You would have to take the stitch OFF the needle and thread the loop through the marker, then put it back on the needle and knit it. 
If you did that, it would stay on. Just like putting on beads. Highly unlikely to have it happen "accidentally".


----------



## InHisName (Jan 26, 2006)

OHHHHHHH- Don't I feel stupid, now reading above posts make sense, and open a whole new world of organized knitting. Thanks!


----------



## Otter (Jan 15, 2008)

Ahhh, stitch markers.
I don't knit, I crochet, and was madly jealous of all the beautiful knitting stitch markers that a crocheter can't use.

I was using twistie ties:bored:

THEN, I got a book from the library on crocheting with wire and I MADE some lovely stitch markers with wire and beads and seashells. I had to order some lobster type clasps to finish them, so they're not quite done yet.

But I had to tell WIHH that there is in fact another level of stitch marker madness and that is _making_ them...

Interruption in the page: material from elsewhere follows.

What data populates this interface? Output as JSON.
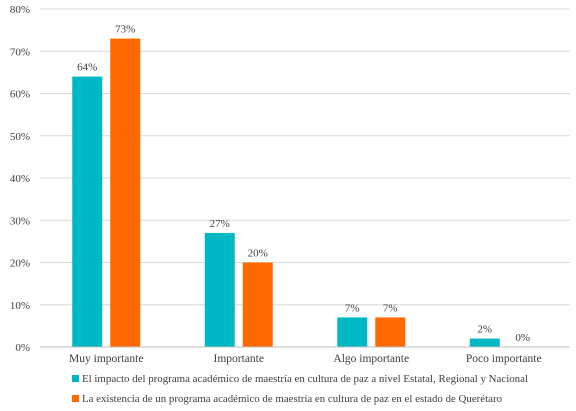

IHN, don't feel too bad. When I first saw knitting stitch markers the first thing that came to my mind was "And how do they come back out??" I had to really think on it before I had the "Oh that's how:doh:" moment.


----------



## sewsilly (May 16, 2004)

uhm... yeah... there's that whole making the stitch markers thing... like with little pewter charms that say things like 'create' or 'inspire'.... sigh...

I do have lovely stitch markers, though. ; )

and depending on the stitch marker, you certainly can knit it into your knitting. ; )

and if you do, you simply take the shears and snip it off... for goodness sakes don't panic...

dawn


----------



## Pakalana (Mar 9, 2008)

I've knit at least 5 markers into projects over the years. I have no idea how either. 

Once you figure it out, it makes complete sense. My children find it fascinating that it _doesn't_ get knit in. 

If you're really concerned about it, work with markers that are just a tad larger than your needles. Almost impossible to do then. Almost (again, I have no idea how I managed it.)


----------



## tallpines (Apr 9, 2003)

Well, the claw type can be multi purpose gadgets.

We've had them around for so many years that I forget which purpose we originally bought them.

When the kids were in 4-H and needed to keep their favorite chickens identified for their fair projects, they used the claw type stitch markers as leg bands.

They worked very well, except you needed to replace them with a bigger size as the chicken grew.

So there------now you have as excuse to buy MORE!
Never know when you may need to band a bird :bow:


----------



## InHisName (Jan 26, 2006)

Good idea, tallpines! 
Just finishing a simple hat using homespun with a stich marker, and it made all the difference in the world.


----------



## frazzlehead (Aug 23, 2005)

Hee Tallpines I've used chicken leg band markers as stitch markers when I couldn't find anything else, but never the other way around!


----------